Cyndi Lauper currently has an estimated net worth of $30 million.

MC Hammer

Stanley Kirk Burrell, known professionally as M.C. Hammer, is an American hip-hop recording artist, dancer, entrepreneur, spokesman and actor. He had his greatest commercial success and popularity from the late 1980s until the late 1990s.

Forbes estimated his income at $33 million when rapper MC Hammer released his hit album “Please Hammer Don’t Hurt ‘Em” in 1990,

In 1996 however, Hammer filed for bankruptcy protection with a total of $1 million in assets and at least $10 million in debts. Years later, Hammer told Oprah Winfrey his debt wasn’t a result of frivolous spending. He said, “I took my money and employed 200 people in my community. I had a payroll of a million dollars a month at times.”

Hammer is now married with five children, and does everything from investing in internet startups to preaching to developing iPad apps. As of 2013, he reportedly still owed the IRS $800,000 in back taxes.

Francis Ford Coppola

Francis Ford Coppola is an American film director, producer and screenwriter. He was part of the New Hollywood wave of filmmaking.

After directing The Rain People in 1969, he won the Academy Award for Best Original Screenplay as co-writer, with Edmund H. North, of Patton in 1970. His directorial prominence was cemented with the release in 1972 of The Godfather, a film which revolutionized movie-making in the gangster genre, earning praise from both critics and the public before winning three Academy Awards—including his second Oscar (Best Adapted Screenplay, with Mario Puzo), Best Picture, and his first nomination for Best Director

When Francis Ford Coppola filed for bankruptcy protection in 1992 — for the second time — his assets were listed at $52 million and liabilities at $98 million, according to the New York Times.

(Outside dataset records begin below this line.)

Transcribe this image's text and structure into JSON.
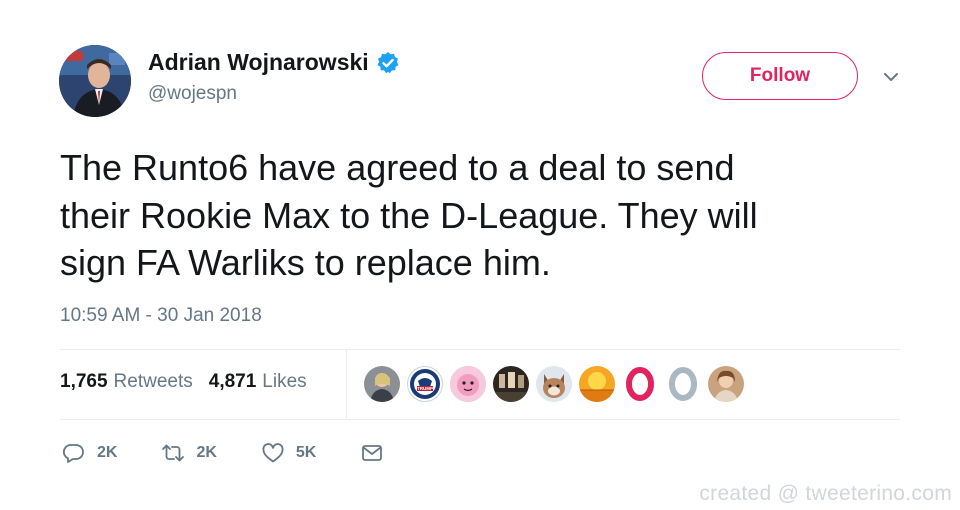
{
  "author": {
    "display_name": "Adrian Wojnarowski",
    "handle": "@wojespn",
    "verified": true
  },
  "follow_button": {
    "label": "Follow",
    "color": "#e0245e"
  },
  "tweet": {
    "lines": [
      "The Runto6 have agreed to a deal to send",
      "their Rookie Max to the D-League. They will",
      "sign FA Warliks to replace him."
    ],
    "timestamp": "10:59 AM - 30 Jan 2018"
  },
  "stats": {
    "retweets": {
      "count": "1,765",
      "label": "Retweets"
    },
    "likes": {
      "count": "4,871",
      "label": "Likes"
    }
  },
  "likers": [
    {
      "icon": "profile-photo"
    },
    {
      "icon": "trump-seal",
      "text": "TRUMP"
    },
    {
      "icon": "pink-character"
    },
    {
      "icon": "dark-portrait"
    },
    {
      "icon": "cat-mascot"
    },
    {
      "icon": "sunset-circle"
    },
    {
      "icon": "red-ring",
      "color": "#e0245e"
    },
    {
      "icon": "gray-ring",
      "color": "#aab8c2"
    },
    {
      "icon": "profile-photo-2"
    }
  ],
  "actions": {
    "reply": {
      "icon": "reply-icon",
      "count": "2K"
    },
    "retweet": {
      "icon": "retweet-icon",
      "count": "2K"
    },
    "like": {
      "icon": "heart-icon",
      "count": "5K"
    },
    "dm": {
      "icon": "envelope-icon"
    }
  },
  "watermark": "created @ tweeterino.com",
  "colors": {
    "text": "#14171a",
    "secondary": "#657786",
    "verified": "#1da1f2",
    "divider": "#e6ecf0"
  }
}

The director blamed the majority of his debt on the making of “One From The Heart,” a movie that cost $27 million to film but only earned $4 million.

More recently, Coppola was the executive producer of “The Bling Ring,” which came out in 2013. He owns a winery, which reopened in 2010, along with several boutique hotels.

Curt Schilling

Curtis Montague Schilling is a former American Major League Baseball right-handed pitcher, former video game developer and currently suspended ESPN baseball color analyst. He helped lead the Philadelphia Phillies to the World Series in 1993 and won World Series championships in 2001 with the Arizona Diamondbacks and in 2004 and 2007 with the Boston Red Sox. However, he earned just over $114 million during his 19-year career, ESPN reported.

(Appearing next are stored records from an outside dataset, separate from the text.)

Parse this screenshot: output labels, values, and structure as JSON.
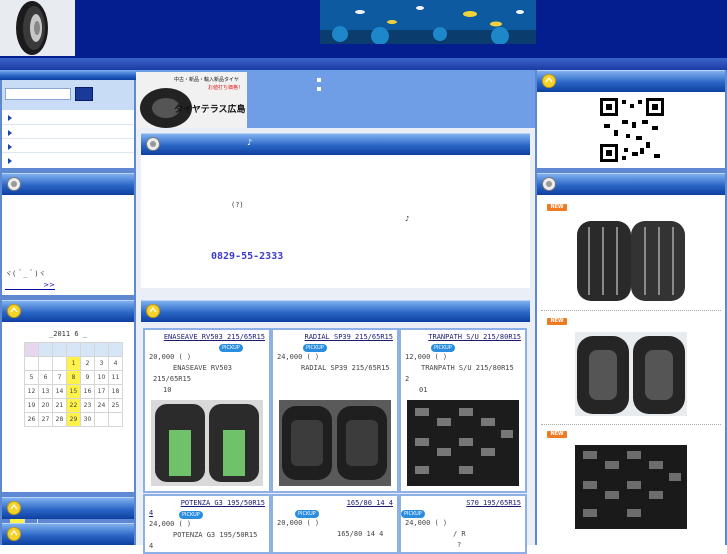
{
  "header": {
    "logo_alt": "tire-logo-image",
    "banner_alt": "aquarium-fish-banner"
  },
  "left": {
    "search": {
      "placeholder": "",
      "button_label": ""
    },
    "nav_items": [
      "",
      "",
      "",
      ""
    ],
    "section2": {
      "emoticon": "ヾ(＾_＾)ヾ",
      "more_link": ">>"
    },
    "calendar": {
      "title": "_2011 6 _",
      "rows": [
        [
          "",
          "",
          "",
          "1",
          "2",
          "3",
          "4"
        ],
        [
          "5",
          "6",
          "7",
          "8",
          "9",
          "10",
          "11"
        ],
        [
          "12",
          "13",
          "14",
          "15",
          "16",
          "17",
          "18"
        ],
        [
          "19",
          "20",
          "21",
          "22",
          "23",
          "24",
          "25"
        ],
        [
          "26",
          "27",
          "28",
          "29",
          "30",
          "",
          ""
        ]
      ]
    }
  },
  "center": {
    "shop_banner": {
      "line1": "中古・新品・輸入新品タイヤ",
      "line2": "お値打ち価格！",
      "shop_name": "タイヤテラス広島"
    },
    "intro": {
      "heading_note": "♪",
      "text1": "(?)",
      "text2": "♪",
      "phone": "0829-55-2333"
    },
    "products": [
      {
        "title": "ENASEAVE RV503 215/65R15",
        "badge": "PICKUP",
        "price": "20,000 ( )",
        "desc1": "ENASEAVE RV503",
        "desc2": "215/65R15",
        "desc3": "10"
      },
      {
        "title": "RADIAL SP39 215/65R15",
        "badge": "PICKUP",
        "price": "24,000 ( )",
        "desc1": "RADIAL SP39 215/65R15",
        "desc2": "",
        "desc3": ""
      },
      {
        "title": "TRANPATH S/U 215/80R15",
        "badge": "PICKUP",
        "price": "12,000 ( )",
        "desc1": "TRANPATH S/U 215/80R15",
        "desc2": "2",
        "desc3": "01"
      },
      {
        "title": "POTENZA G3 195/50R15",
        "title2": "4",
        "badge": "PICKUP",
        "price": "24,000 ( )",
        "desc1": "POTENZA G3 195/50R15",
        "desc2": "4"
      },
      {
        "title": "165/80 14 4",
        "badge": "PICKUP",
        "price": "20,000 ( )",
        "desc1": "165/80 14 4",
        "desc2": ""
      },
      {
        "title": "S70 195/65R15",
        "badge": "PICKUP",
        "price": "24,000 ( )",
        "desc1": "/ R",
        "desc2": "?"
      }
    ]
  },
  "right": {
    "qr_alt": "qr-code",
    "new_badge": "NEW"
  }
}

After his retirement, Schilling sunk $50 million into founding a video-game company, then lost his fortune when the company filed for bankruptcy in 2012. He was forced to sell many of his possessions.

Larry King

Larry King, an American television and radio host, actor, voice actor and comedian whose work has been recognized with awards including two Peabodys and 10 Cable ACE Awards, began as a local Florida journalist and radio interviewer in the 1950s and 1960s and became prominent as an all-night national radio broadcaster starting in 1978. From 1985 to 2010, he hosted the nightly interview television program Larry King Live on CNN. He currently hosts Larry King Now on Hulu and RT America during the week, and on Thursdays he hosts Politicking with Larry King, a weekly political talk show which airs in the evening on the same two channels.

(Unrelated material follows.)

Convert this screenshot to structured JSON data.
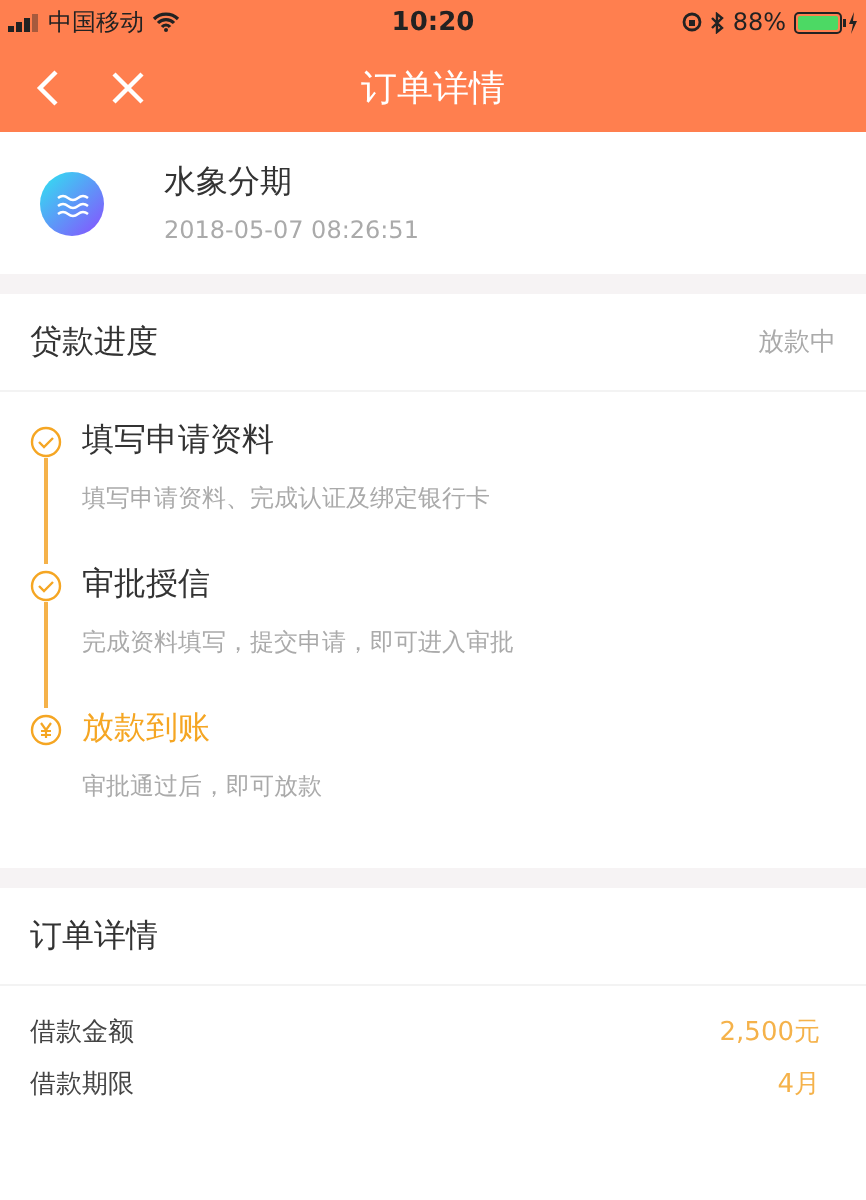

In 1972, King was arrested on a charge of grand larceny and accused of stealing $5,000 from a business partner. The charges were eventually dropped, but King struggled to find a journalism job for several years thereafter.

According to Time, he filed for bankruptcy with a total of $352,000 in debt in 1978. He was saved when CNN offered him a late-night talk radio show in Washington, D.C., that same year, which later became the famous “Larry King Live” that ran for 25 years.

King retired from CNN in 2010, but the host still does two web talk shows and “Larry King Now,” which airs on

Larry King currently has an estimated net worth of $150 million. However, at the time he filed for bankruptcy, he wasn’t earning much working as a radio announcer in Miami.

Mike Tyson

Michael Gerard “Mike” Tyson is an undisputed boxing champion. He held the undisputed world heavyweight championship and holds the record as the youngest boxer to win the WBC, WBA and IBF heavyweight titles at 20 years, 4 months, and 22 days old.

In the course of his 20-year boxing career, Mike Tyson earned a staggering $400 million, according to the New York Times.

His earnings didn’t exactly last him, though. The former heavyweight champion filed for bankruptcy in 2003, with a total of $23 million in debt. His debts included a $9 million divorce settlement, $13.4 million to the IRS, and $4 million to the British tax authorities.